Advogada especialista em direito digital, Patrícia Peck Pinheiro ressaltou a importância de garantir a transparência e a responsabilidade no uso da tecnologia, especialmente nas redes sociais, para evitar a disseminação de desinformação e conteúdo falso. Ela destacou o papel a ser desempenhado pelo Centro Integrado de Enfrentamento à Desinformação e Defesa da Democracia (CIEDDE), uma estrutura que funcionará na sede do TSE, em Brasília, e que reunirá esforços de diferentes instituições para combater a desinformação e as deepfakes durante o processo eleitoral — deepfakes são vídeos ou áudios manipulados por inteligência artificial para criar conteúdo falso e realista, geralmente com o objetivo de enganar as pessoas.

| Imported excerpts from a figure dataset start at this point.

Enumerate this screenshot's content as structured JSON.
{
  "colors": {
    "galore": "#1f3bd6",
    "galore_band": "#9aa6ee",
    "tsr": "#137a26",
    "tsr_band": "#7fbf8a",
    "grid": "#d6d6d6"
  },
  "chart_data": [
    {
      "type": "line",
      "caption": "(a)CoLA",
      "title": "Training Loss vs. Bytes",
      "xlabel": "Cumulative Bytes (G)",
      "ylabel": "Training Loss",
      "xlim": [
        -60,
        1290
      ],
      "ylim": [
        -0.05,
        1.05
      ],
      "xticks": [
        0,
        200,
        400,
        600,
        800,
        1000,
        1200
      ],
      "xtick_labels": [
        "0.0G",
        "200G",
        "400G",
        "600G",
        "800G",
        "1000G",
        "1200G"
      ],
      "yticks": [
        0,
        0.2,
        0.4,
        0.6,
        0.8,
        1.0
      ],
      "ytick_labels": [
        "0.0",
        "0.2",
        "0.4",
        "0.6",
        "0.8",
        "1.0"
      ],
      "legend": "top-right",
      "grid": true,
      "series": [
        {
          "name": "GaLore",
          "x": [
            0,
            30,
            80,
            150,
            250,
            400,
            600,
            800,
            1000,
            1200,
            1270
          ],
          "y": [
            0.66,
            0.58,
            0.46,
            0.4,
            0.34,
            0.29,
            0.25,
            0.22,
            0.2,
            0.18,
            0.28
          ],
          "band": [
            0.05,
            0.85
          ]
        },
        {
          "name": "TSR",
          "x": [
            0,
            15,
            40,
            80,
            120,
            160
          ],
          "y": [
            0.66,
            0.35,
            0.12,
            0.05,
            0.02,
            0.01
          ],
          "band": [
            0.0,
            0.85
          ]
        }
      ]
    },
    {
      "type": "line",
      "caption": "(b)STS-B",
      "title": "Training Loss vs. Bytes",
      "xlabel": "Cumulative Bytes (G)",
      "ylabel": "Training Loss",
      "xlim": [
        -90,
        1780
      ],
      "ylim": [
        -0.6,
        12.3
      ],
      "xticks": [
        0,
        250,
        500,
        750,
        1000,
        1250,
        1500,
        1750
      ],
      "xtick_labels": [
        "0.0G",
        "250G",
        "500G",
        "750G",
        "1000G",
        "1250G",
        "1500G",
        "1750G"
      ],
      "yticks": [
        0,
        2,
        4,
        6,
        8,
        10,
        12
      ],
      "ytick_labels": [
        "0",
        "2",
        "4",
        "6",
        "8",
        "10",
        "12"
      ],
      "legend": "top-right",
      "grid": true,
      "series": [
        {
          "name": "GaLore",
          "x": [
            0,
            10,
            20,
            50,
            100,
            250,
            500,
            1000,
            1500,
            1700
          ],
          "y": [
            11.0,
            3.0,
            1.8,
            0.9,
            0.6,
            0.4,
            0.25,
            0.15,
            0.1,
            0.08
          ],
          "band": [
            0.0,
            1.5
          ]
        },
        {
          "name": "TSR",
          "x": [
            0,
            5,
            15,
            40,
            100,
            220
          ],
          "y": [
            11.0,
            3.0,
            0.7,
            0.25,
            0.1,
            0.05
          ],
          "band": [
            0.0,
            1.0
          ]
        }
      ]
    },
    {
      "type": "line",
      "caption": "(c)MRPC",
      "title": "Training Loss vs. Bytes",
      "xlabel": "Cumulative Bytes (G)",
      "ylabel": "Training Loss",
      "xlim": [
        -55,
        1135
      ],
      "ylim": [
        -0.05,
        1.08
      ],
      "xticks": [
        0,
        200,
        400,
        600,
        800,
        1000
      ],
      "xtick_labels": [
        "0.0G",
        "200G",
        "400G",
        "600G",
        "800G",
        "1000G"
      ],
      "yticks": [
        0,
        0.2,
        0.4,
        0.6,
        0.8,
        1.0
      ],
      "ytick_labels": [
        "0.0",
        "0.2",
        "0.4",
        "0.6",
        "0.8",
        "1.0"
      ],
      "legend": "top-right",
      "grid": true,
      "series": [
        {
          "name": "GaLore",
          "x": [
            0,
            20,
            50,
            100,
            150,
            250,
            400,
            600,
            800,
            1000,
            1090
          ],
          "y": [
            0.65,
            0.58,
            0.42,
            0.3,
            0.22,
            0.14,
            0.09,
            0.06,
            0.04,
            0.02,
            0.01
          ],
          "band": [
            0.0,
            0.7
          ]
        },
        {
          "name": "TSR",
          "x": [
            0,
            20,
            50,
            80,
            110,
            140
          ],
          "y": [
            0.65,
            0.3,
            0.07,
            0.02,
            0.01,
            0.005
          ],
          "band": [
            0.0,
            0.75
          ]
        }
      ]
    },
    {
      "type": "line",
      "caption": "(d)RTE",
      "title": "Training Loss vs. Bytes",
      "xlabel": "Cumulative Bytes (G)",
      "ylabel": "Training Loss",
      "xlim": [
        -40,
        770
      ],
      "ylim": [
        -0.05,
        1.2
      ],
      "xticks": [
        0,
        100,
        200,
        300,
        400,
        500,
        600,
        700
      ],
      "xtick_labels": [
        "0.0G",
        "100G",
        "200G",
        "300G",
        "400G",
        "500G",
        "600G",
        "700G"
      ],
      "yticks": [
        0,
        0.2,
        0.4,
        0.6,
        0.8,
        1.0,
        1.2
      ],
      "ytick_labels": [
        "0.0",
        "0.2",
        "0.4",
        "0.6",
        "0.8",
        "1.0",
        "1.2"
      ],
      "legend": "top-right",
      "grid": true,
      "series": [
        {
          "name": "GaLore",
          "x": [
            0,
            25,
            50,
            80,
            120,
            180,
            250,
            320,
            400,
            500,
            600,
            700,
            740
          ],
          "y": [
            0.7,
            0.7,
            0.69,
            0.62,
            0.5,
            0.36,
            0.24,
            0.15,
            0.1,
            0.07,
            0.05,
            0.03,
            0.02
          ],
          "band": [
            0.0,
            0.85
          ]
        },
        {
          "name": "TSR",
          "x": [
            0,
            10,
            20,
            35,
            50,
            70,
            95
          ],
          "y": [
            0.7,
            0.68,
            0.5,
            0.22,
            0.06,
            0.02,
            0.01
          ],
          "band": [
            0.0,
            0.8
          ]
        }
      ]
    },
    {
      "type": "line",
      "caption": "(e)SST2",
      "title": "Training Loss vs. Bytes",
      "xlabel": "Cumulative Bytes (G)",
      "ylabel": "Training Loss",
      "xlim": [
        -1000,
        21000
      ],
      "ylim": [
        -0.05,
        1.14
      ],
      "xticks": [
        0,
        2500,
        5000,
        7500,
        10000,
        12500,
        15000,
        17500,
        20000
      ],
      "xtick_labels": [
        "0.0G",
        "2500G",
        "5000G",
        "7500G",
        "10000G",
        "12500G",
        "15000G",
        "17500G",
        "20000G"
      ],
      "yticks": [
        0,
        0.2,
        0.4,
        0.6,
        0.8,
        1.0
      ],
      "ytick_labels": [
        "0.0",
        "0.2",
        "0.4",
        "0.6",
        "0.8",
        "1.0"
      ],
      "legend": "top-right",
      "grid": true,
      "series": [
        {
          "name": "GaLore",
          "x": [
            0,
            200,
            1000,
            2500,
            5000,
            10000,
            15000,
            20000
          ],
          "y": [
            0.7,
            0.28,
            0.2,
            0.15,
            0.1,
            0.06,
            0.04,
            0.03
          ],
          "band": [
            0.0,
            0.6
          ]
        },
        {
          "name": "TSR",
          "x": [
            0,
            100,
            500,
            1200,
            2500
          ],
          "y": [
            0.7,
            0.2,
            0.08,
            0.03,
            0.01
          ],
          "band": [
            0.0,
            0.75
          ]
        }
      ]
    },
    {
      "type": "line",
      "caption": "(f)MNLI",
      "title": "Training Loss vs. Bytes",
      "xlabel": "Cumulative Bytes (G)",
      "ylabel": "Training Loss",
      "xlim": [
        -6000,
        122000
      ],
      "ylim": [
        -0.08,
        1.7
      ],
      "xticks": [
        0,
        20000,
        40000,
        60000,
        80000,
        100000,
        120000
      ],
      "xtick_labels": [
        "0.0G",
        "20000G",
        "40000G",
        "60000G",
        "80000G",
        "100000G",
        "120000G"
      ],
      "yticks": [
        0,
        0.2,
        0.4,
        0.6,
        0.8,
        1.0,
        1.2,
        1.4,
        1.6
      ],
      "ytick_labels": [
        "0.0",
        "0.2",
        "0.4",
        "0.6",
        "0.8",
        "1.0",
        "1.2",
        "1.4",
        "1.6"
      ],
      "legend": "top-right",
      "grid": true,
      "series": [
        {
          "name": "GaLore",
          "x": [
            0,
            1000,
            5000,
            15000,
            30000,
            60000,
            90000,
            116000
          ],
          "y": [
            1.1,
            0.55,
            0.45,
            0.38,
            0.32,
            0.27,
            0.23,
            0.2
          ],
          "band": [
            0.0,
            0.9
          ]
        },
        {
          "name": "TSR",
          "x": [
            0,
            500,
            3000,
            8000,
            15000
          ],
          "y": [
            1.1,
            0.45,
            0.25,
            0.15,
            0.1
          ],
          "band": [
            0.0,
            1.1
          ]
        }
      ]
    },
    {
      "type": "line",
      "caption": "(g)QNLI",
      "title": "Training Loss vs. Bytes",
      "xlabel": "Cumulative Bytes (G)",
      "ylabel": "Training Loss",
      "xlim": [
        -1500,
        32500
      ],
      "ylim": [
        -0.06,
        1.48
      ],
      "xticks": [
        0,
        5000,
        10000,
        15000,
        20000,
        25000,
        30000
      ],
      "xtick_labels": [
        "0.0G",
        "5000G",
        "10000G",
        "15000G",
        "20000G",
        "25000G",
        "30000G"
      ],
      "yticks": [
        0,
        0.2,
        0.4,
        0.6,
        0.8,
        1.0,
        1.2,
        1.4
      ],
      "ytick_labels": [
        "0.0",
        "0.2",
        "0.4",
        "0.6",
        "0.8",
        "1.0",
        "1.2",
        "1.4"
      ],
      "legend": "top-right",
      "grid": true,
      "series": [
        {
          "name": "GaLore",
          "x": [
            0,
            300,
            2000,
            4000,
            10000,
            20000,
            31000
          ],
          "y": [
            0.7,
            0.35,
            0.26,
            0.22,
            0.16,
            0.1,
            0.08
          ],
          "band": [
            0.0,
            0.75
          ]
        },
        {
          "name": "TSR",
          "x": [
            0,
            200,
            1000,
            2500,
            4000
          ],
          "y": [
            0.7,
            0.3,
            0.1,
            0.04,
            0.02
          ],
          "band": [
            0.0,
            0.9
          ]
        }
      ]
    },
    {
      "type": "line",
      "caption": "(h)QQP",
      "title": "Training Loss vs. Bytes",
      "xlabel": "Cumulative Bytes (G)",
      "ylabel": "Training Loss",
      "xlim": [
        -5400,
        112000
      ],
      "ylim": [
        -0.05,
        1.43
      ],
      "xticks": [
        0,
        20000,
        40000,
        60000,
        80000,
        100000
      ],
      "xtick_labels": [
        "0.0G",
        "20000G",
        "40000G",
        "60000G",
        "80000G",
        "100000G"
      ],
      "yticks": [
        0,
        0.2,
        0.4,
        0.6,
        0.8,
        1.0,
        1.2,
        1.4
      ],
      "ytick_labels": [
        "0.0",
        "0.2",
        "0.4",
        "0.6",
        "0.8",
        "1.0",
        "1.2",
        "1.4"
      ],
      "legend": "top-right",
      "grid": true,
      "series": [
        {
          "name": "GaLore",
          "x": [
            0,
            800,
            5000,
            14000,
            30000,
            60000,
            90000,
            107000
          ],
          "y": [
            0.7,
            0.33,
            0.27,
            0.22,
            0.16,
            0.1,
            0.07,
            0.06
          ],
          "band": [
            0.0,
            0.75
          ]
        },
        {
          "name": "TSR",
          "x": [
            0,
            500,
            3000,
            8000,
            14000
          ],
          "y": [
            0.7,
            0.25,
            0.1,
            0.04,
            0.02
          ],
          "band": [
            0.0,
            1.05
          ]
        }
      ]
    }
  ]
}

“Neste ano, há uma vedação absoluta ao uso de deepfakes. Sempre que houver identificação e denúncia desse tipo de conteúdo, haverá um sistema de alerta com a participação de 150 entidades, incluindo redes sociais, plataformas e instituições, que vão trabalhar com agências de checagem para agir rapidamente”, explicou a advogada. Ela disse que a regulamentação em vigor permitirá a remoção imediata de conteúdo falso. “O fator tempo é crucial na proteção e preservação de direitos. A capacidade de identificar, denunciar e agir rapidamente é essencial. Se considerarmos um lapso temporal de 24, 48 horas ou 3 dias, o conteúdo já estaria tão disseminado que seria difícil conter os danos causados pela manipulação ou distorção da realidade.”
Doutor em Ciência Política, com pós-doutorado pela Universidade Livre de Berlim e pelo Max Planck Institut de Frankfurt, João Paulo Bachur comentou sobre como opera a máquina da desinformação. “Embora a desinformação não seja nova e sempre tenha existido na política, ela difere de uma mentira simples. O que preocupa é a desinformação organizada para interferir politicamente, funcionando em rede desde 2010, com a popularização dos smartphones”, disse Bachur. “Estudos mostram que emoções negativas geram engajamento e que notícias falsas se espalham mais rápido que as verdadeiras, não por bots, mas pelo comportamento humano”, acrescentou.
Segundo Bachur, a desinformação é estruturada de modo a levar as pessoas a se posicionarem de forma instintiva e emocional sobre temas complexos. Exemplos em eleições passadas incluem o caso do “kit gay”, que simplificou um debate complexo para provocar reações emocionais e polarizadas. “As fake news funcionam precisamente por serem falsas, simplificando temas complexos e promovendo uma visão polarizada do mundo.”
Diante desse quadro, Bachur reforçou a importância da informação de qualidade. “Estudos mostram que reações emocionais e impulsivas tendem a impulsionar a desinformação, enquanto a racionalidade pode ajudar a frear esse impulso. Uma forma de fazer isso é por meio de etiquetas ou tags em postagens indicando que foram verificadas por agências de checagem de fatos”, apontou Bachur. “Outra medida é a mitigação do alcance e a remoção de conteúdo para reduzir a temperatura do debate. Estratégias regulatórias, como os trusted flaggers, do Digital Services Act (DAS), da União Europeia, podem ajudar na remoção de conteúdo questionável ou falso, promovendo um ecossistema mais comprometido com a qualidade da informação.”